Throughout their son’s childhood, Stephen Hall’s parents, both children of sharecroppers, crafted a “deeply humanistic perch” from which he could “view the world.” Though possessing none of the benefits of class or race privilege, they harnessed the power of the book, searching for what historian Isabel Wilkerson has called “the light of other suns” in the “recesses of their minds.” Their personal library—including the Bible, Encyclopedia Britannica, and the Great Books—stoked young Hall’s imagination. The harmonies of musicians, such as Marvin Gaye and Stevie Wonder, played alongside images of athletes like Muhammad Ali. The ritual of accompanying his parents to vote in local, state, and national elections deepened a conviction: being humanistic entails civic engagement.
Transcript
It seems from my early consciousness, the humanities were an ever-present part of my being. The son of sharecropper’s children, neither which possessed a high school education, they crafted a deeply humanistic perch from which I could view the world. From Durham and Salzburg, North Carolina, respectfully, the search for what Isabel Wilkerson has called the “light of the suns” resided in the conscious and unconscious recesses of their mind.
Possessing none of the benefits of class, race, and gender privilege, my mother harnessed the power of a book. A small library composed of encyclopedias, great books, contemporary literature and magazines, nestled in the study between the living room and master bedroom.
In the den, this middle space, where I did my homework daily, was where dreams were made and humanistic visions forged. It seems that all that would come was previewed there. A close reading of the Bible, deep droughts from the wells of encyclopedia Britannica, the great books and great performances, from Bach to Berlin.
My father cultivated in me his love of politics and sport. In the basement, he regaled us with Isaac Hayes, Stevie Wonder, Marvin Gaye, Diana Ross and the Whisperers on 8-track tapes. As we basked in the melodic cadences of the songs, Mohammed Ali, Sugar Ray Leonard, James Foreman, or Tommy Hickman Herms, or Leonard Spinx could be seen on the console television, weaving their pugilistic magic in the ring.
If the basement and study, upper and lower rooms, represented two distinct poles of reality, then the kitchen served as the temple to politics. There my father read the newspaper and watched the nightly news. It was his insistence that politics mattered, which fueled my subsequent interest in political conventions. I watched my first political convention in 1976, and I continue to do so up to the present day.
Convinced that being humanistic entailed civic engagement, my parents always took my brother and I with them to vote in local, state and national elections. It was a ritual of sorts. We obligingly piled into our old 1968 Pontiac Bonneville, arriving at Campville Elementary School, our neighborhood polling place in Baltimore County, Maryland. Once there, they would park the car on the road, and we would watch them make their way through a gauntlet of poll workers, who showered them with campaign literature of one sort or another. Undaunted, they proceeded into the polling place, and stayed for what seemed an eternity. Emerging together as if they had crossed the finish line of a marathon, we could see the exhilaration and the importance of this act.

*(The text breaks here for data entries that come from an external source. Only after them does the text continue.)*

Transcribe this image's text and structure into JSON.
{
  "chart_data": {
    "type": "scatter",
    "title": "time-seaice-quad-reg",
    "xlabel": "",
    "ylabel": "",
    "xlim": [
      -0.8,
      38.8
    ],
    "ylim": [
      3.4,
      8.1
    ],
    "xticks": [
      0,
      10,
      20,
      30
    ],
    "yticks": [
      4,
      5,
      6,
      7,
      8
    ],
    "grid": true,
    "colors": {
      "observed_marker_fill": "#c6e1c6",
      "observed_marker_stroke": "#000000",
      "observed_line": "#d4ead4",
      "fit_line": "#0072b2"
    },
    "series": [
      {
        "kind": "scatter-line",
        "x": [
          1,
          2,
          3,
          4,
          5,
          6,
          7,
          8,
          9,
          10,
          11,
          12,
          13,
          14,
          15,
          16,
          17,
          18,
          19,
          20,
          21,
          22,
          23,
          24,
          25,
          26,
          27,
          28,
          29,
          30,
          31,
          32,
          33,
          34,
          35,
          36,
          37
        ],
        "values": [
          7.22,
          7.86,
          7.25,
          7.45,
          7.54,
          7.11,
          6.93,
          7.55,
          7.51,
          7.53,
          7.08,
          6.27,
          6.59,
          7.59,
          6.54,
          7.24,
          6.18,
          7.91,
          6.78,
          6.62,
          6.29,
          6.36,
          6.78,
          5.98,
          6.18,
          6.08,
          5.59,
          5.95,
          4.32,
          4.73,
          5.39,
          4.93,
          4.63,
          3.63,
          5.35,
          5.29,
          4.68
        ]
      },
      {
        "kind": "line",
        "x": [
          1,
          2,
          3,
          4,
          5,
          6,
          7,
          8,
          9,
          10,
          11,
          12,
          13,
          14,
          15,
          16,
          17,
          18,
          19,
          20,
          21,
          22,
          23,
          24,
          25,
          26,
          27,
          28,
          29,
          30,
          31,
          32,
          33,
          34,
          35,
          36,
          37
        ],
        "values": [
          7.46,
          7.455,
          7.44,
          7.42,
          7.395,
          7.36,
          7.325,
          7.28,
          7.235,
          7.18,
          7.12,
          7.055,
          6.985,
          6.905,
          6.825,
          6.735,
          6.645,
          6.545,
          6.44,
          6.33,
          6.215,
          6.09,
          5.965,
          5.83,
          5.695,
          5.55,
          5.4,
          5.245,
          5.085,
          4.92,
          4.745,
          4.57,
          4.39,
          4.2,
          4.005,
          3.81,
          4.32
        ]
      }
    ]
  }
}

It was a logical extension of the humanistic constructs in our home. Contact in eventful and uneventful ways, my upbringing among organic intellectuals, a Gramscian designation would surely apply to my parents, shaped my interests in direct and indirect ways.
By the mid-80s, armed with a deeper and more informed sense of my racial sense and my humanistic responsibility, I too became involved in political campaign. As election day approached, we received our poll assignments. My assignment was none other than Campville Elementary School. I arrived early to my post on election day. A lean, lanky boy of 17, I was wise in the arts of politics, canvassing and poll work. The voters came slowly, and then steadily, through the gauntlet of poll workers who handed them literature, and generally cajoled and prodded them to vote for one candidate or the other. All the faces seemed to blur, until I looked across the yard and saw my parents, parking in their familiar place and proceeding to the gauntlet. As my parents proceeded, I felt the weight of the years passing before me, remembering my passive position watching my parents, and present one as an active participant. Now, in our reverse roles, all was clear. As they approached, I beamed with pride. I hugged them, and gleefully announced and introduced them to the assembled throng as my parents.
I knew in that moment all the years of watching, listening, engaging, thinking in our den and basement and kitchen had prepared me for this moment. A moment electric with the preparation of the past, the participatory urgency of the present, and the humanistic possibilities of the future.